Mark Iwinski
Durham, NC
ARTIST STATEMENT
History is replete
with absence. What began as desire to
experience the grandeur of pre-Columbian old growth forests, see razed
buildings stand again, imagined forms materialize and lost frescos adorn walls
and now empty domes has lead me to become an environmental archaeologist, a
virtual rebuilder of walls and muralist.
Lost architecture, artworks and mighty old growth forests all leave traces revealing themselves to us from out of the past. Stumps mark intersections between the forest and history. Ruins, maps and old photographs provide traces of cultural, urban and natural environments while a drawing, print or painted copy may be all that remains of a lost fresco or other artwork. Historical objects, photographs, and memories can evoke a return of the dead reminding us of bygone times and lives. Using these enigmatic forms and sometimes haunting traces enables me to give presence to these terrains of absence.
An essential part of my practice as an artist, my drawings and watercolors give form to these terrains, ideas and histories. They are often starting places for sculptures and artist books. Even observational renderings done when travelling for example; invite me to slow down, linger and observe.
Vested in drawing’s material processes and traditions I often make my own inks and watercolors adding an alchemical quality to the work while using squaring and other old master techniques of transferring and enlarging. My drawings take on a physicality from the use of specific papers with their intrinsic qualities to the marks on a page with brushstrokes in ink and watercolor. My ideas of drawing also incorporate the use of alternative techniques including rubbings or prints taken from an old growth tree stump or the physicality of the cross hatching effect from charred gouges made across the surface of wood with a chainsaw.
Drawing is quintessentially the idea made visible. It insists on presence even as time and absence alter and elide the world around us.
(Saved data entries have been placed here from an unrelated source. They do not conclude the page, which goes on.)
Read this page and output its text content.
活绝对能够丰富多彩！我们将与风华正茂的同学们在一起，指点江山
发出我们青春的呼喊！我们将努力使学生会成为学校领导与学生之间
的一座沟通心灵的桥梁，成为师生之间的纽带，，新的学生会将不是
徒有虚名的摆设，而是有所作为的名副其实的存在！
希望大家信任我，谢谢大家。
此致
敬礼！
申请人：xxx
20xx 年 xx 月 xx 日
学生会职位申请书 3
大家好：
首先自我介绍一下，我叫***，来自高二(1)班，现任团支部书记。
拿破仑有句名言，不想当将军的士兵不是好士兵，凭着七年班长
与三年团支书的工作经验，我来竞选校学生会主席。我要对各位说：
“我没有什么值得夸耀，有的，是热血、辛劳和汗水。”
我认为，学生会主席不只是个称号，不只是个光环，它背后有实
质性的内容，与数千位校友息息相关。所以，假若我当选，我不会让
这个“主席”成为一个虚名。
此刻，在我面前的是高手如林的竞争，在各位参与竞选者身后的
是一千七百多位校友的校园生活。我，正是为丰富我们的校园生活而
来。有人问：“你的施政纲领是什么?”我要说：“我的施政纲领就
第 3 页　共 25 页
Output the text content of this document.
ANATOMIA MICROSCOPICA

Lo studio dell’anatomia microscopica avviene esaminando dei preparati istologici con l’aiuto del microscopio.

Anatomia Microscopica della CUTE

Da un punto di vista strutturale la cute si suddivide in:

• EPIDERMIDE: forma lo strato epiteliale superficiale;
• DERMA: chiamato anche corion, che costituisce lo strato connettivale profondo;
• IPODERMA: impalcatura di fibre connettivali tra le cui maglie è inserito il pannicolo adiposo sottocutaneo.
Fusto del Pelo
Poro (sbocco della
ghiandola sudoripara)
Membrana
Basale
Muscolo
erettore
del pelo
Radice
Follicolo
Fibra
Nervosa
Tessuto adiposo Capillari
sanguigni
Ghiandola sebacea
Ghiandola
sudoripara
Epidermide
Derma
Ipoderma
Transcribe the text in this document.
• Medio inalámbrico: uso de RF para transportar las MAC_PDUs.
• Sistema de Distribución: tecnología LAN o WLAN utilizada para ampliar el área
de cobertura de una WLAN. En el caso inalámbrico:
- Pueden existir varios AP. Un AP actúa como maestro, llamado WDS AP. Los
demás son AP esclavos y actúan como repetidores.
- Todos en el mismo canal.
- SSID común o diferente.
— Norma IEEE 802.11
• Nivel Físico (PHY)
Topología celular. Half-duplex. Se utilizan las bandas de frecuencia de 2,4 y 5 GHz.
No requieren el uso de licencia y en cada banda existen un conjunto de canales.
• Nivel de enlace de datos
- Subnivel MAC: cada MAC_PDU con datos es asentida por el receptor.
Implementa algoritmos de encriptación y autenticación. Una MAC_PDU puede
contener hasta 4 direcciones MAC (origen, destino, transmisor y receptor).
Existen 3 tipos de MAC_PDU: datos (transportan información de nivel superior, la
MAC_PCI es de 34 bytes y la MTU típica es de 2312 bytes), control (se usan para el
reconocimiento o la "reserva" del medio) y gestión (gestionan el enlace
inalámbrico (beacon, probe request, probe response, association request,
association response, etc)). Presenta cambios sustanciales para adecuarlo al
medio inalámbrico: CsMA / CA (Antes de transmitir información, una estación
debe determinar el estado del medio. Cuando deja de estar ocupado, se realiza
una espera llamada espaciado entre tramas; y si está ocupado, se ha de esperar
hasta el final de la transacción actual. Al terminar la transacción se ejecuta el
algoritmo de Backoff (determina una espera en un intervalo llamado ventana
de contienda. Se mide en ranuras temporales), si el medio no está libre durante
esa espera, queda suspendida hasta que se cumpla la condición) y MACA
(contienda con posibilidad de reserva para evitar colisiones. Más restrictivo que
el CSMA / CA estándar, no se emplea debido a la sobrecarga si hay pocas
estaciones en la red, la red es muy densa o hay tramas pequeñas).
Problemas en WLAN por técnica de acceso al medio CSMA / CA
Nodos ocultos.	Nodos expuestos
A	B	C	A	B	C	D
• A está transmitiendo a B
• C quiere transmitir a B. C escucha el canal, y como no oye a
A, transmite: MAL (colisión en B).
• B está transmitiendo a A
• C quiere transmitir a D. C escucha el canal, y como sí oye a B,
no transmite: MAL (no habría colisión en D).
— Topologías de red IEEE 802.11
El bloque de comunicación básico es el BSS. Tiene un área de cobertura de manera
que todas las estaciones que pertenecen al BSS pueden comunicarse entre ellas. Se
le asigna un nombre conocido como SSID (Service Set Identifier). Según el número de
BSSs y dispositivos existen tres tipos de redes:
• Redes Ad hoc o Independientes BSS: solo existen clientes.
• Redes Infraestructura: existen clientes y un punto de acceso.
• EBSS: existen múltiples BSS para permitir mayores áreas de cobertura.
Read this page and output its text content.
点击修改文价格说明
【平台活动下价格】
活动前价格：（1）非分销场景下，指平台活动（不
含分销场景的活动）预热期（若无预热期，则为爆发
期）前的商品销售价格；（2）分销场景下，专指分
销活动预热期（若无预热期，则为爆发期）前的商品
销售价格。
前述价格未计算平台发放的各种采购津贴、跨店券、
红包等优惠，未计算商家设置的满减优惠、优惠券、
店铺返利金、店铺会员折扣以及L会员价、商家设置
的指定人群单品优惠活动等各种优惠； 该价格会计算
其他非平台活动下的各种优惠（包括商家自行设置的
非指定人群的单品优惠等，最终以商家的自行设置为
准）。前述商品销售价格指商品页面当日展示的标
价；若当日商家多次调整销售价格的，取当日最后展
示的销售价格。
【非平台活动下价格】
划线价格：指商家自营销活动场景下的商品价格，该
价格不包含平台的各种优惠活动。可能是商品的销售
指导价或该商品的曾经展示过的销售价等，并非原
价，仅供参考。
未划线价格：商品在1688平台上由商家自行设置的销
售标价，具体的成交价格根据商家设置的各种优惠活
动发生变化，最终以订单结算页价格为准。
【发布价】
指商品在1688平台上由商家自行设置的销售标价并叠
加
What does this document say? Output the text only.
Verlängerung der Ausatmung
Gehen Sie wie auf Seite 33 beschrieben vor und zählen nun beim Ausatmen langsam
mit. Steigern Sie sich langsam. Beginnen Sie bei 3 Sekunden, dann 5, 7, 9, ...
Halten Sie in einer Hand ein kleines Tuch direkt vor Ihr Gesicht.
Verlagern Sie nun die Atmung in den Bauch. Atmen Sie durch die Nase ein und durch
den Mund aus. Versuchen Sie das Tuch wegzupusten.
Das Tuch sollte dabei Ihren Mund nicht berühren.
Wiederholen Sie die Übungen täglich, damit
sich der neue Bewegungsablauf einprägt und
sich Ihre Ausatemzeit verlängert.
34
My works endeavor to make these absences visually tangible.
Lost architecture, artworks and mighty old growth forests all leave traces revealing themselves to us from out of the past. Stumps mark intersections between the forest and history. Ruins, maps and old photographs provide traces of cultural, urban and natural environments while a drawing, print or painted copy may be all that remains of a lost fresco or other artwork. Historical objects, photographs, and memories can evoke a return of the dead reminding us of bygone times and lives. Using these enigmatic forms and sometimes haunting traces enables me to give presence to these terrains of absence.
An essential part of my practice as an artist, my drawings and watercolors give form to these terrains, ideas and histories. They are often starting places for sculptures and artist books. Even observational renderings done when travelling for example; invite me to slow down, linger and observe.
Vested in drawing’s material processes and traditions I often make my own inks and watercolors adding an alchemical quality to the work while using squaring and other old master techniques of transferring and enlarging. My drawings take on a physicality from the use of specific papers with their intrinsic qualities to the marks on a page with brushstrokes in ink and watercolor. My ideas of drawing also incorporate the use of alternative techniques including rubbings or prints taken from an old growth tree stump or the physicality of the cross hatching effect from charred gouges made across the surface of wood with a chainsaw.
Drawing is quintessentially the idea made visible. It insists on presence even as time and absence alter and elide the world around us. My works endeavor to make these absences visually tangible.
BIO
Mark Iwinski, (b. 1960) is a multimedia visual artist working in Sculpture, Drawing, Book Arts and Printmaking and a form of rephotography. All revealing layers of absence and loss in the memory, history and layered cultural fabric of our landscapes and cities. Originally, from Milwaukee, Wisconsin, he received a BFA,1986 including Study Abroad in Italy, 1987 and an MFA, 1991 in sculpture and drawing from the University of Wisconsin Milwaukee. Exhibiting nationally, his work has entered a range of collections including the Southern Graphics Council International and national and several national and international book arts collections. His work has been recognized through grant awards such as the Constance Saltonstall Foundation Grant in 2006 for works on paper addressing the loss of old growth forests and deforestation with stump prints. Other awards include a New York Foundation for the Arts and North Carolina Arts Council fellowships in 2008 and 2010 respectively, both awarded for his rephotography work revealing losses in the architectural fabric and cultural memory of our cityscapes and environment. He has taught at several universities including the College of William and Mary, Dartmouth College and Cornell University and is currently an adjunct assistant professor at Elon University. Selected recent exhibitions include Print Summit 2010, a national survey, at Eastern Carolina University, Imprints at The Greenhill Center in Greensboro, NC, Logjam at the James Watrous Gallery, Wisconsin Academy of Sciences, Arts and Letters, in Madison, WI and Arbor Incognita, Alcott Gallery, University of North Carolina Chapel Hill.